Total count per rating category
- Spark MLLib Alternating Least Squares (ALS) - The method used to extract user/item relationships was the alternating least squares method from the Spark MLLib library. 87786 unique users provided ratings (1-5) for ~3.9K unique recipes. The methodology used here is fairly similar to another recipe project I completed. The difference lies in the type of ratings that I used in each, implicit ratings in the previous project and explicit ratings with the allrecipe dataset presented here.
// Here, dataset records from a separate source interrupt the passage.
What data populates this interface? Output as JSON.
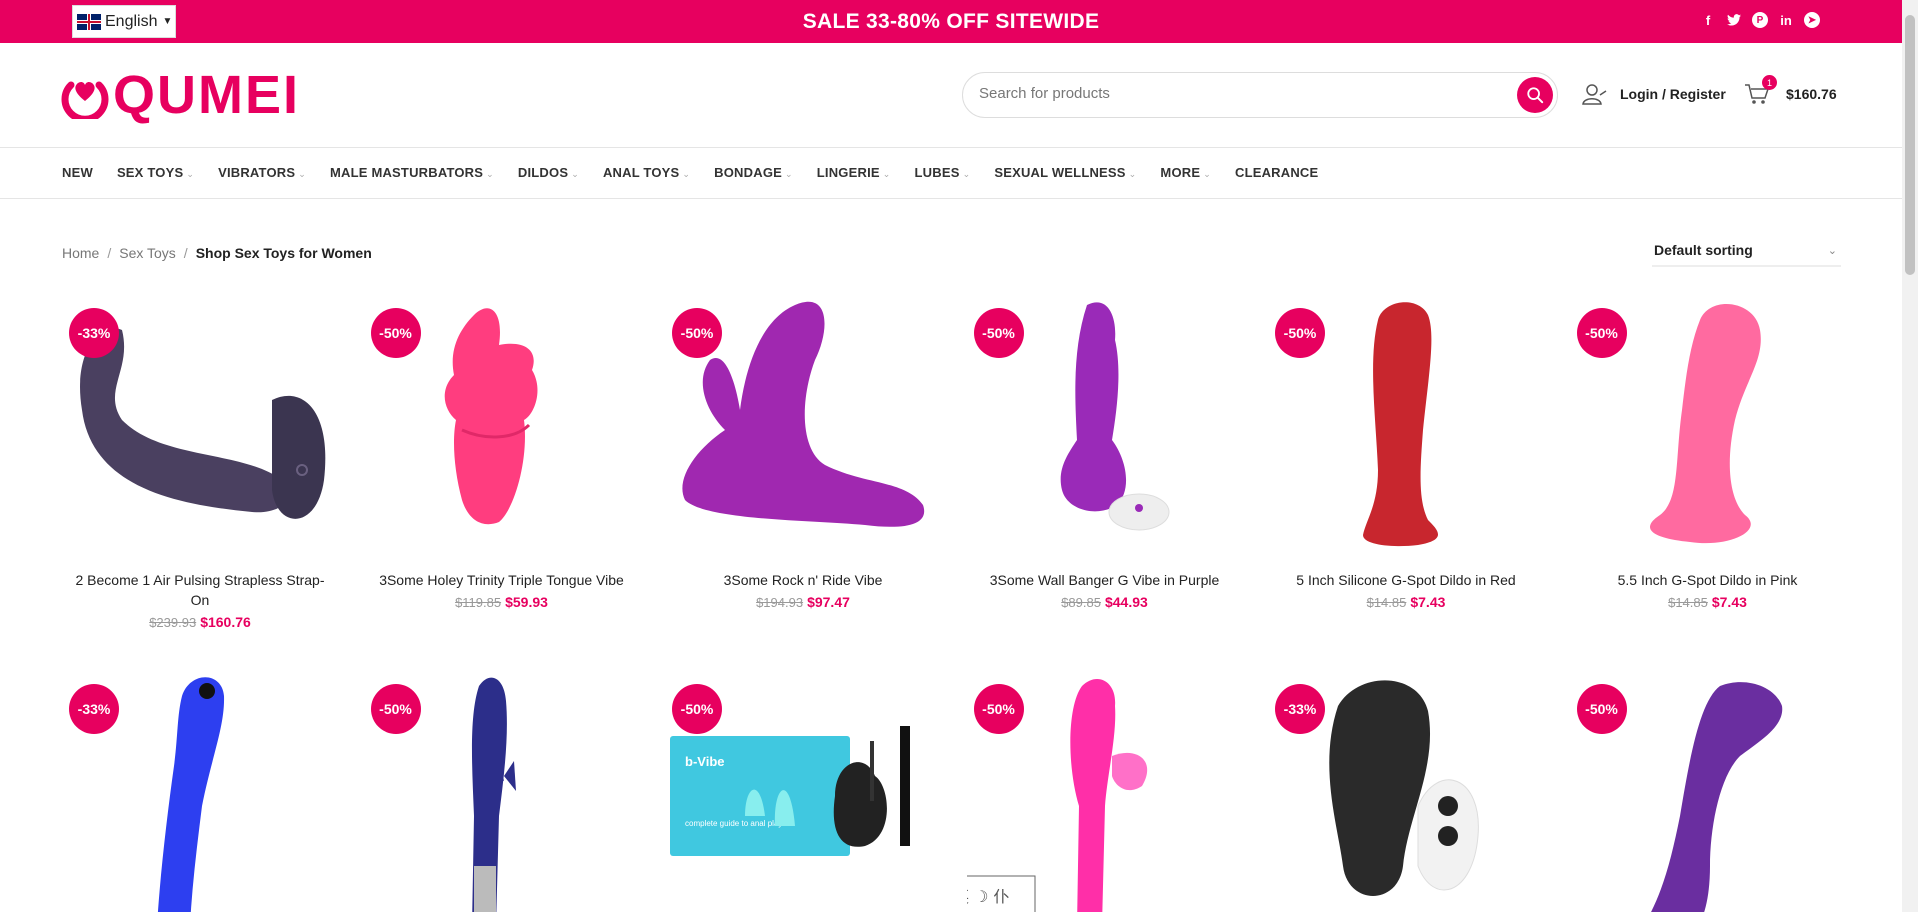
{
  "topbar": {
    "language": "English",
    "sale_text": "SALE 33-80% OFF SITEWIDE",
    "social_icons": [
      "facebook-icon",
      "twitter-icon",
      "pinterest-icon",
      "linkedin-icon",
      "telegram-icon"
    ],
    "background": "#e7005f"
  },
  "header": {
    "logo_text": "QUMEI",
    "search_placeholder": "Search for products",
    "account_label": "Login / Register",
    "cart_count": "1",
    "cart_total": "$160.76"
  },
  "nav": [
    {
      "label": "NEW",
      "dropdown": false
    },
    {
      "label": "SEX TOYS",
      "dropdown": true
    },
    {
      "label": "VIBRATORS",
      "dropdown": true
    },
    {
      "label": "MALE MASTURBATORS",
      "dropdown": true
    },
    {
      "label": "DILDOS",
      "dropdown": true
    },
    {
      "label": "ANAL TOYS",
      "dropdown": true
    },
    {
      "label": "BONDAGE",
      "dropdown": true
    },
    {
      "label": "LINGERIE",
      "dropdown": true
    },
    {
      "label": "LUBES",
      "dropdown": true
    },
    {
      "label": "SEXUAL WELLNESS",
      "dropdown": true
    },
    {
      "label": "MORE",
      "dropdown": true
    },
    {
      "label": "CLEARANCE",
      "dropdown": false
    }
  ],
  "breadcrumb": {
    "home": "Home",
    "parent": "Sex Toys",
    "current": "Shop Sex Toys for Women"
  },
  "sort": {
    "selected": "Default sorting"
  },
  "products": [
    {
      "discount": "-33%",
      "name": "2 Become 1 Air Pulsing Strapless Strap-On",
      "old_price": "$239.93",
      "price": "$160.76",
      "color": "#4a4060"
    },
    {
      "discount": "-50%",
      "name": "3Some Holey Trinity Triple Tongue Vibe",
      "old_price": "$119.85",
      "price": "$59.93",
      "color": "#ff3d7f"
    },
    {
      "discount": "-50%",
      "name": "3Some Rock n' Ride Vibe",
      "old_price": "$194.93",
      "price": "$97.47",
      "color": "#a028b0"
    },
    {
      "discount": "-50%",
      "name": "3Some Wall Banger G Vibe in Purple",
      "old_price": "$89.85",
      "price": "$44.93",
      "color": "#9a2ab8"
    },
    {
      "discount": "-50%",
      "name": "5 Inch Silicone G-Spot Dildo in Red",
      "old_price": "$14.85",
      "price": "$7.43",
      "color": "#c8262e"
    },
    {
      "discount": "-50%",
      "name": "5.5 Inch G-Spot Dildo in Pink",
      "old_price": "$14.85",
      "price": "$7.43",
      "color": "#ff6aa0"
    },
    {
      "discount": "-33%",
      "name": "",
      "old_price": "",
      "price": "",
      "color": "#2d3ff0"
    },
    {
      "discount": "-50%",
      "name": "",
      "old_price": "",
      "price": "",
      "color": "#2c2e8a"
    },
    {
      "discount": "-50%",
      "name": "",
      "old_price": "",
      "price": "",
      "color": "#40c8e0",
      "box_brand": "b-Vibe",
      "box_caption": "complete guide to anal play"
    },
    {
      "discount": "-50%",
      "name": "",
      "old_price": "",
      "price": "",
      "color": "#ff2fa8",
      "stamp": "英 ☽ 仆"
    },
    {
      "discount": "-33%",
      "name": "",
      "old_price": "",
      "price": "",
      "color": "#2a2a2a"
    },
    {
      "discount": "-50%",
      "name": "",
      "old_price": "",
      "price": "",
      "color": "#6a2ea0"
    }
  ]
}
- Cold Start Approach - As a simple approach to the problem of recipes and users that do not appear in the training dataset for the model, I filled in a "predicted" value based on the following:
- overall average = mean of all training set ratings
- user bias = user average rating - overall average
- item bias = recipe average rating - overall average
- Implementation Adding this to the ALS predictions, the final adjusted predictions then become:
- final pred = ALS Prediction + user bias + item bias
- new items/users i.e. not seen by training set
- final pred = overall average + user bias + item bias
- Note about bias implementation there are a number of ways to deal with the cold-start problem. For instance, if the problem is due to a new/unseen user, a popularity based recommendation can be a starting point i.e. suggest the most popular items, in this case recipes to the new user. For new items, the one I chose to implement could work initially. The method I employed was done for brevity and not necessarily to make the model's performance better or have higher accuracy. Of course, a recommender system's greatest asset is that it is constantly evolving with more user and item data.
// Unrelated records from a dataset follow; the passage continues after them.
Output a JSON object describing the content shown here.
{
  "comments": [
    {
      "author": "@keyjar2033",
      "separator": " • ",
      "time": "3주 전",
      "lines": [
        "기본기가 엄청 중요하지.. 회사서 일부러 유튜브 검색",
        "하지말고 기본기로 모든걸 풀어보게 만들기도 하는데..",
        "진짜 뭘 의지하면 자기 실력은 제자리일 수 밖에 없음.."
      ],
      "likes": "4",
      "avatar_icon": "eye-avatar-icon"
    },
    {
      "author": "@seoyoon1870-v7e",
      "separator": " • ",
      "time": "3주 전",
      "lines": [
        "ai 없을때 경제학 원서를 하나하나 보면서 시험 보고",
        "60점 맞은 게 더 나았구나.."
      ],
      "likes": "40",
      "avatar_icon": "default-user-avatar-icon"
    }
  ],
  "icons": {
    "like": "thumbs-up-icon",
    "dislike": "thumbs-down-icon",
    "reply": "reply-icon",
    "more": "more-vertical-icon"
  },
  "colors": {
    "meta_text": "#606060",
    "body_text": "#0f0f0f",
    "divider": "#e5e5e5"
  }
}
Optimization and Validation
- The data was split 80/20 for training and testing purposes. Using alternating least squares (ALS) to train the larger dataset, the resulting model was used to derive predictions on the test data set. Bias correction was added to the ALS derived score to get a final predicted value. This was compared against the true predictions (true score-predicted rmse_score)to derive the root mean squared error (RMSE). The bias correction that was employed was successful in minimizing the RMSE for the test set. However, plotting the predictions against the true ratings, one can see that the model performs poorly with the low-rated recipes(1-2 stars). This is an expectation with recommendation system algorithms i.e. the predictions will generally gravitate towards the mean, which in this case is between 4 and 5 since 90% of the recipe ratings in this dataset were either a 4 or 5, with the majority of it being the latter. The skewed ratings data is something that is commonly encountered when users are asked to rate items in a web page. The majority of users that engage in providing feedback are ones that provide the most positive response, hence the dearth of low rated recipes.
- As I was optimizing my web scraper, it came to my attention that allrecipes.com has put in a recipe recommender on the splash page. These are most likely based on popularity i.e. recipes that have the most number of high ratings, which for some recipes on this website must number in a few thousands. So, it is easy to conceive that for a new or unregistered visitor to their site, they have a number of items to recommend. I am not sure that this is exactly what they implemented but it is an algorithm I would use for new users. Once these new users have rated a few items, they can then be incorporated into the data set and a new set of user-specific recommendations can be derived from the RS. For newly added recipes, an alternative implementation can be the following. Using the text of the recipe ingredients to derive similarities with other recipes in the dataset (see clustering of my food52 recipe project), the new recipe can be recommended with the similar recipes.